Instead, maybe variability can be seen as less of an intractable foe and more of a frustrating but well-meaning and loyal friend. Variability forces us to personalize care—not because it’s trendy, but because it’s essential. Treat-to-target strategies in rheumatology work best when grounded in flexible thinking. We absolutely need protocols, but also permission to diverge from them when the patient’s circumstances demands creative solutions.
Variability calls for humility as much as it does for humanity. We often cannot know, at the start of treatment, how a given patient will respond. Our job is to collectively hold that uncertainty with grace— to explain it transparently to patients, to experiment (within safe boundaries, of course) and to always be ready to revise our assumptions at subsequent visits.

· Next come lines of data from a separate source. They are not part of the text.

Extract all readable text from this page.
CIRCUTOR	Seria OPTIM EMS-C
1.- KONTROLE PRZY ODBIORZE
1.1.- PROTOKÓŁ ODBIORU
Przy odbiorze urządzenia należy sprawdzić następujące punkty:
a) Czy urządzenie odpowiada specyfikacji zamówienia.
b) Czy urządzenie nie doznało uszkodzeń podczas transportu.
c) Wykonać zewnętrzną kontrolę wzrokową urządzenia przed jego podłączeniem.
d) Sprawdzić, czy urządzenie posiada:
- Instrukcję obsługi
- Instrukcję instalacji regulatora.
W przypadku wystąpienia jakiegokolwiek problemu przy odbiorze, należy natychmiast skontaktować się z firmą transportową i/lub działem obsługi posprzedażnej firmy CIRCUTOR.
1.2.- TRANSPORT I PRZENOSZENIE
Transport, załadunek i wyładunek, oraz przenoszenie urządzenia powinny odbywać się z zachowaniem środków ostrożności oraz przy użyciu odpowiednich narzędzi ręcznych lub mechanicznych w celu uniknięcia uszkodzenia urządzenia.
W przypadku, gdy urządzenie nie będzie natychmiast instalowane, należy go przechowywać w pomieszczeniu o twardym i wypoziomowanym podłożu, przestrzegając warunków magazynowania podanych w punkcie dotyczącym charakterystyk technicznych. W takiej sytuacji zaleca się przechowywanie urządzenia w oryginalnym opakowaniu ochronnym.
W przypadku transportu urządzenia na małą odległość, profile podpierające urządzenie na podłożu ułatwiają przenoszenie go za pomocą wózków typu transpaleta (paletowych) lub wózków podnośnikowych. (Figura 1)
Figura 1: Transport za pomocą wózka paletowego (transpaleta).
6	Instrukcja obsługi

In short, reorienting our approach to variability means we are not normalizing immune status, because that is fundamentally not possible. Instead, we are constantly calibrating trust—in the patient’s body, in their lived experience and in our shared ability to navigate the unknown together.
Healthcare Policies to Manage Uncertainty
The fundamental variability of immune-mediated disease demands not just personalized clinical care, but policy structures that can accommodate complexity. Unfortunately, most healthcare systems are built for predictability—standard formularies, fixed prior authorization rules, cookie-cutter time limits for consultations. These constraints assume that patients follow a narrow path. We rheumatologists know better.
When policies ignore variability, they don’t just inconvenience clinicians, they unequivocally harm patients. Rigid fail-first/step therapy rules, limited access to diagnostic imaging, and constricted networks for referrals to specialists are all examples of systems that fail to account for the unpredictable journeys of patients like Bob and John. The result is frustration, delays and worse outcomes.
What we need instead are adaptive, human-centered policies—guidelines that allow for exceptions, that trust clinicians to make evidence-informed decisions in the face of uncertainty. Governmental oversight is needed so that insurance policies allow for flexibility. Prior authorization systems must be reformed so that they are centered on the trust and judgment of board-certified specialists rather than on peer reviewers who may not even know how to spell rheumatology.
Technology can help us in this pursuit. Designers of electronic health records are finally understanding the benefits of accommodating narrative nuance over templated check boxes. Machine-learning models, when thoughtfully designed, can stratify patients by risk and predict who might benefit from more intensive monitoring. Sharing data across institutions can help us recognize rare patterns and truly personalize care. But with these benefits also comes risk: Predictive models are only as good as the data and values that inform them. We must design healthcare systems that elevate precision and variability, not just efficiency.